Fort Green, Florida Of December 1856

Fort Green, Florida Of December 1856

Edited by Spessard Stone

This article by James D. Green was originally printed in The Florida Peninsular of January 24, 1857 and reprinted in The Herald-Advocate (Wauchula, Fla.) of January 14, 1993.

Ft. Green, Fla.

Dec. 27th, 1856

Mr. Editor:

I beg leave through your columns to congratulate my fellow sufferers on the quiet state of things now existing on the frontier though I have strong apprehensions that there is danger yet ahead.

Myself and seven others, with our families, are not, I suppose considered frontiersmen, from the fact we are living eighteen miles south of the military line of posts, established for the protection of the Whites, from the action of some of the gentlemen in charge of affairs.(1)

I have been informed that, not long since, a gentleman, with a lot of Negroes, was passing through Manatee, and that an efficient guard was sent for their protection.

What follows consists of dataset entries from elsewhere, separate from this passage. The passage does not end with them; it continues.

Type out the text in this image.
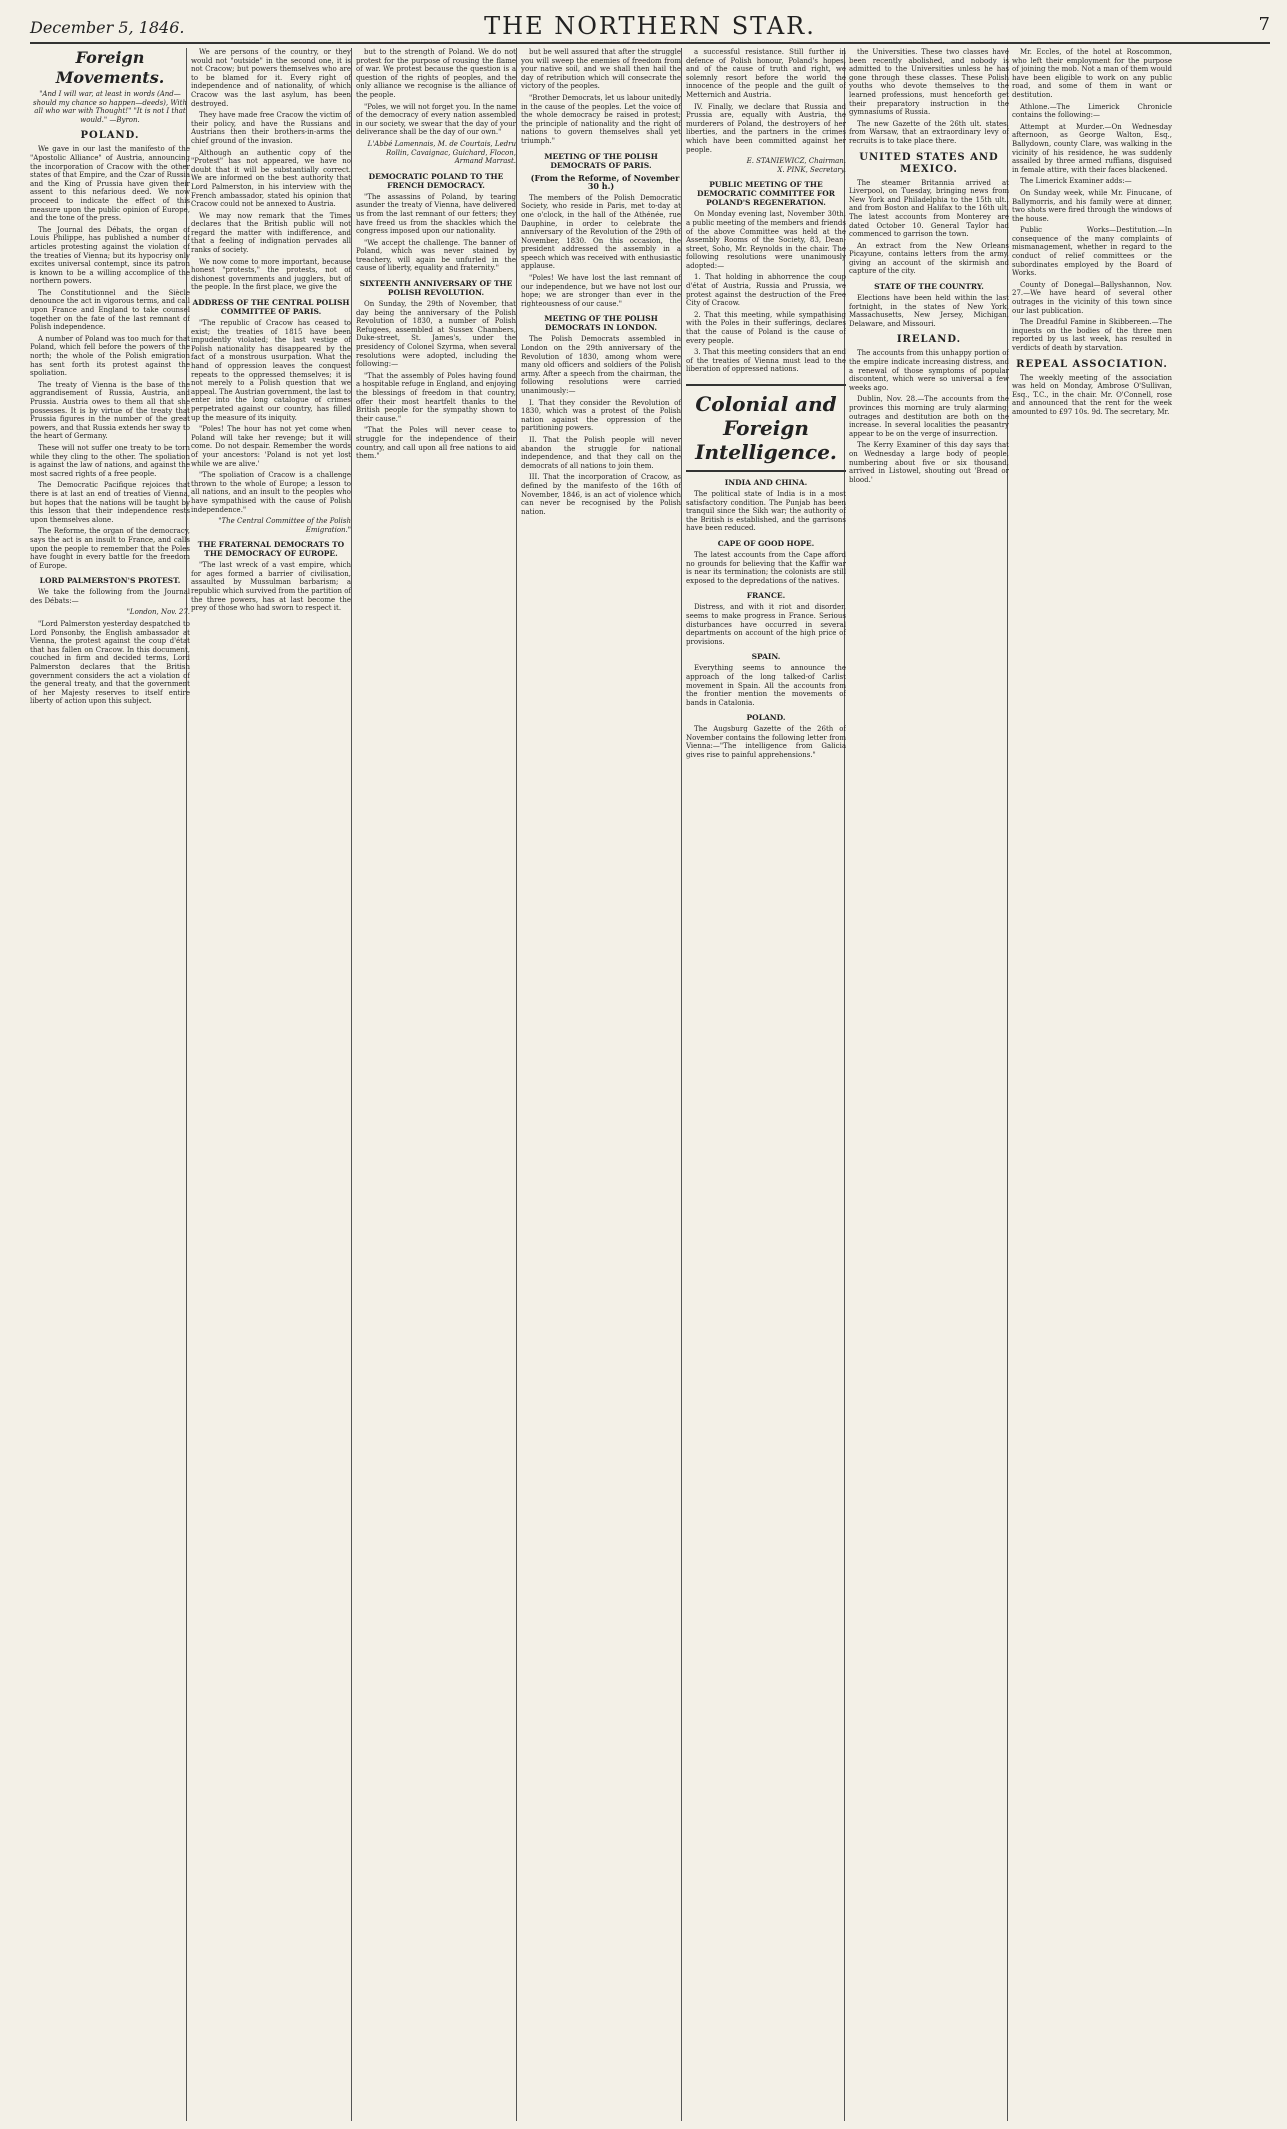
December 5, 1846.	THE NORTHERN STAR.	7
Foreign Movements.
"And I will war, at least in words (And—should my chance so happen—deeds), With all who war with Thought!" "It is not I that would." —Byron.
POLAND.

We gave in our last the manifesto of the "Apostolic Alliance" of Austria, announcing the incorporation of Cracow with the other states of that Empire, and the Czar of Russia and the King of Prussia have given their assent to this nefarious deed. We now proceed to indicate the effect of this measure upon the public opinion of Europe, and the tone of the press.

The Journal des Débats, the organ of Louis Philippe, has published a number of articles protesting against the violation of the treaties of Vienna; but its hypocrisy only excites universal contempt, since its patron is known to be a willing accomplice of the northern powers.

The Constitutionnel and the Siècle denounce the act in vigorous terms, and call upon France and England to take counsel together on the fate of the last remnant of Polish independence.

A number of Poland was too much for that Poland, which fell before the powers of the north; the whole of the Polish emigration has sent forth its protest against the spoliation.

The treaty of Vienna is the base of the aggrandisement of Russia, Austria, and Prussia. Austria owes to them all that she possesses. It is by virtue of the treaty that Prussia figures in the number of the great powers, and that Russia extends her sway to the heart of Germany.

These will not suffer one treaty to be torn while they cling to the other. The spoliation is against the law of nations, and against the most sacred rights of a free people.

The Democratic Pacifique rejoices that there is at last an end of treaties of Vienna, but hopes that the nations will be taught by this lesson that their independence rests upon themselves alone.

The Reforme, the organ of the democracy, says the act is an insult to France, and calls upon the people to remember that the Poles have fought in every battle for the freedom of Europe.

LORD PALMERSTON'S PROTEST.

We take the following from the Journal des Débats:—

"London, Nov. 27.

"Lord Palmerston yesterday despatched to Lord Ponsonby, the English ambassador at Vienna, the protest against the coup d'état that has fallen on Cracow. In this document, couched in firm and decided terms, Lord Palmerston declares that the British government considers the act a violation of the general treaty, and that the government of her Majesty reserves to itself entire liberty of action upon this subject.

We are persons of the country, or they would not "outside" in the second one, it is not Cracow; but powers themselves who are to be blamed for it. Every right of independence and of nationality, of which Cracow was the last asylum, has been destroyed.

They have made free Cracow the victim of their policy, and have the Russians and Austrians then their brothers-in-arms the chief ground of the invasion.

Although an authentic copy of the "Protest" has not appeared, we have no doubt that it will be substantially correct. We are informed on the best authority that Lord Palmerston, in his interview with the French ambassador, stated his opinion that Cracow could not be annexed to Austria.

We may now remark that the Times declares that the British public will not regard the matter with indifference, and that a feeling of indignation pervades all ranks of society.

We now come to more important, because honest "protests," the protests, not of dishonest governments and jugglers, but of the people. In the first place, we give the

ADDRESS OF THE CENTRAL POLISH COMMITTEE OF PARIS.

"The republic of Cracow has ceased to exist; the treaties of 1815 have been impudently violated; the last vestige of Polish nationality has disappeared by the fact of a monstrous usurpation. What the hand of oppression leaves the conquest repeats to the oppressed themselves; it is not merely to a Polish question that we appeal. The Austrian government, the last to enter into the long catalogue of crimes perpetrated against our country, has filled up the measure of its iniquity.

"Poles! The hour has not yet come when Poland will take her revenge; but it will come. Do not despair. Remember the words of your ancestors: 'Poland is not yet lost while we are alive.'

"The spoliation of Cracow is a challenge thrown to the whole of Europe; a lesson to all nations, and an insult to the peoples who have sympathised with the cause of Polish independence."

"The Central Committee of the Polish Emigration."

THE FRATERNAL DEMOCRATS TO THE DEMOCRACY OF EUROPE.

"The last wreck of a vast empire, which for ages formed a barrier of civilisation, assaulted by Mussulman barbarism; a republic which survived from the partition of the three powers, has at last become the prey of those who had sworn to respect it.

but to the strength of Poland. We do not protest for the purpose of rousing the flame of war. We protest because the question is a question of the rights of peoples, and the only alliance we recognise is the alliance of the people.

"Poles, we will not forget you. In the name of the democracy of every nation assembled in our society, we swear that the day of your deliverance shall be the day of our own."

L'Abbé Lamennais, M. de Courtais, Ledru Rollin, Cavaignac, Guichard, Flocon, Armand Marrast.

DEMOCRATIC POLAND TO THE FRENCH DEMOCRACY.

"The assassins of Poland, by tearing asunder the treaty of Vienna, have delivered us from the last remnant of our fetters; they have freed us from the shackles which the congress imposed upon our nationality.

"We accept the challenge. The banner of Poland, which was never stained by treachery, will again be unfurled in the cause of liberty, equality and fraternity."

SIXTEENTH ANNIVERSARY OF THE POLISH REVOLUTION.

On Sunday, the 29th of November, that day being the anniversary of the Polish Revolution of 1830, a number of Polish Refugees, assembled at Sussex Chambers, Duke-street, St. James's, under the presidency of Colonel Szyrma, when several resolutions were adopted, including the following:—

"That the assembly of Poles having found a hospitable refuge in England, and enjoying the blessings of freedom in that country, offer their most heartfelt thanks to the British people for the sympathy shown to their cause."

"That the Poles will never cease to struggle for the independence of their country, and call upon all free nations to aid them."

but be well assured that after the struggle you will sweep the enemies of freedom from your native soil, and we shall then hail the day of retribution which will consecrate the victory of the peoples.

"Brother Democrats, let us labour unitedly in the cause of the peoples. Let the voice of the whole democracy be raised in protest; the principle of nationality and the right of nations to govern themselves shall yet triumph."

MEETING OF THE POLISH DEMOCRATS OF PARIS.

(From the Reforme, of November 30 h.)

The members of the Polish Democratic Society, who reside in Paris, met to-day at one o'clock, in the hall of the Athénée, rue Dauphine, in order to celebrate the anniversary of the Revolution of the 29th of November, 1830. On this occasion, the president addressed the assembly in a speech which was received with enthusiastic applause.

"Poles! We have lost the last remnant of our independence, but we have not lost our hope; we are stronger than ever in the righteousness of our cause."

MEETING OF THE POLISH DEMOCRATS IN LONDON.

The Polish Democrats assembled in London on the 29th anniversary of the Revolution of 1830, among whom were many old officers and soldiers of the Polish army. After a speech from the chairman, the following resolutions were carried unanimously:—

I. That they consider the Revolution of 1830, which was a protest of the Polish nation against the oppression of the partitioning powers.

II. That the Polish people will never abandon the struggle for national independence, and that they call on the democrats of all nations to join them.

III. That the incorporation of Cracow, as defined by the manifesto of the 16th of November, 1846, is an act of violence which can never be recognised by the Polish nation.

a successful resistance. Still further in defence of Polish honour, Poland's hopes, and of the cause of truth and right, we solemnly resort before the world the innocence of the people and the guilt of Metternich and Austria.

IV. Finally, we declare that Russia and Prussia are, equally with Austria, the murderers of Poland, the destroyers of her liberties, and the partners in the crimes which have been committed against her people.

E. STANIEWICZ, Chairman.
X. PINK, Secretary.

PUBLIC MEETING OF THE DEMOCRATIC COMMITTEE FOR POLAND'S REGENERATION.

On Monday evening last, November 30th, a public meeting of the members and friends of the above Committee was held at the Assembly Rooms of the Society, 83, Dean-street, Soho, Mr. Reynolds in the chair. The following resolutions were unanimously adopted:—

1. That holding in abhorrence the coup d'état of Austria, Russia and Prussia, we protest against the destruction of the Free City of Cracow.

2. That this meeting, while sympathising with the Poles in their sufferings, declares that the cause of Poland is the cause of every people.

3. That this meeting considers that an end of the treaties of Vienna must lead to the liberation of oppressed nations.

Colonial and Foreign Intelligence.
INDIA AND CHINA.

The political state of India is in a most satisfactory condition. The Punjab has been tranquil since the Sikh war; the authority of the British is established, and the garrisons have been reduced.

CAPE OF GOOD HOPE.

The latest accounts from the Cape afford no grounds for believing that the Kaffir war is near its termination; the colonists are still exposed to the depredations of the natives.

FRANCE.

Distress, and with it riot and disorder, seems to make progress in France. Serious disturbances have occurred in several departments on account of the high price of provisions.

SPAIN.

Everything seems to announce the approach of the long talked-of Carlist movement in Spain. All the accounts from the frontier mention the movements of bands in Catalonia.

POLAND.

The Augsburg Gazette of the 26th of November contains the following letter from Vienna:—"The intelligence from Galicia gives rise to painful apprehensions."

the Universities. These two classes have been recently abolished, and nobody is admitted to the Universities unless he has gone through these classes. These Polish youths who devote themselves to the learned professions, must henceforth get their preparatory instruction in the gymnasiums of Russia.

The new Gazette of the 26th ult. states, from Warsaw, that an extraordinary levy of recruits is to take place there.

UNITED STATES AND MEXICO.

The steamer Britannia arrived at Liverpool, on Tuesday, bringing news from New York and Philadelphia to the 15th ult., and from Boston and Halifax to the 16th ult. The latest accounts from Monterey are dated October 10. General Taylor had commenced to garrison the town.

An extract from the New Orleans Picayune, contains letters from the army, giving an account of the skirmish and capture of the city.

STATE OF THE COUNTRY.

Elections have been held within the last fortnight, in the states of New York, Massachusetts, New Jersey, Michigan, Delaware, and Missouri.

IRELAND.

The accounts from this unhappy portion of the empire indicate increasing distress, and a renewal of those symptoms of popular discontent, which were so universal a few weeks ago.

Dublin, Nov. 28.—The accounts from the provinces this morning are truly alarming; outrages and destitution are both on the increase. In several localities the peasantry appear to be on the verge of insurrection.

The Kerry Examiner of this day says that on Wednesday a large body of people, numbering about five or six thousand, arrived in Listowel, shouting out 'Bread or blood.'

Mr. Eccles, of the hotel at Roscommon, who left their employment for the purpose of joining the mob. Not a man of them would have been eligible to work on any public road, and some of them in want or destitution.

Athlone.—The Limerick Chronicle contains the following:—

Attempt at Murder.—On Wednesday afternoon, as George Walton, Esq., Ballydown, county Clare, was walking in the vicinity of his residence, he was suddenly assailed by three armed ruffians, disguised in female attire, with their faces blackened.

The Limerick Examiner adds:—

On Sunday week, while Mr. Finucane, of Ballymorris, and his family were at dinner, two shots were fired through the windows of the house.

Public Works—Destitution.—In consequence of the many complaints of mismanagement, whether in regard to the conduct of relief committees or the subordinates employed by the Board of Works.

County of Donegal—Ballyshannon, Nov. 27.—We have heard of several other outrages in the vicinity of this town since our last publication.

The Dreadful Famine in Skibbereen.—The inquests on the bodies of the three men reported by us last week, has resulted in verdicts of death by starvation.

REPEAL ASSOCIATION.

The weekly meeting of the association was held on Monday, Ambrose O'Sullivan, Esq., T.C., in the chair. Mr. O'Connell, rose and announced that the rent for the week amounted to £97 10s. 9d. The secretary, Mr.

This kind of management proves to me that the officials must consider that there is danger.

The people have asked, begged, demanded--in fact, they have done everything that has suggested itself to their minds to get protection for their women and children, and all to no effect. They only desired ten men, after the first panic subsided, and were not allowed that number.

The State Agent would not incur the expenses of hauling forage and subsistence, to this point, for ten men and horses, to guard eight families - - only fifty-two human lives; a small matter, compared with the expense.

Being materially interested in this matter, I have examined a little into economy, and I find it stands about thus:

At the time of making the applications above referred to, there were wagons in abundance, employed by the State, for transporting all the necessary munitions, and plenty of time to have supplied this point with provisions, without increasing the expense one cent; besides, there were surplus men, at various points to have supplied this place with five times the number that was desired.

[Line missing] for the excuse of not furnishing the protection.

Here is a little more economy, in [line missing] the nature of the service right, every full Company of cavalry has five Lieutenants. One of these officers acts as Quartermaster, and it is his business to receive a receipt of all provisions, camp equipage, &c.

Now instead of this sort of an arrangement, the Special Agent employed a Deputy Agent to go out and receive and receipt for corn, at an unnecessary expense of ten dollars per day, more or less.

Mr. Editor, I will not trespass any further, with this subject, on your columns, or the reader's patience. We feel every confidence that, if Gen. Harney sees we are in actual danger, he will send us a detachment of troops for protection.

We are still at Fort Green, and hope to be able to hold our position.

Yours, with the highest respect,

Jas. D. Green


(1) The eight families were, probably, those of: Jesse Alderman, David Brannen, James D. Green, Richard Pelham, Daniel Sloan, Thomas Underhill, Maxfield Whidden, and Willoughby Whidden, all of whom voted in Manatee County elections on December 3, 1855 at Plunders Branch, a tributary of Paynes Creek.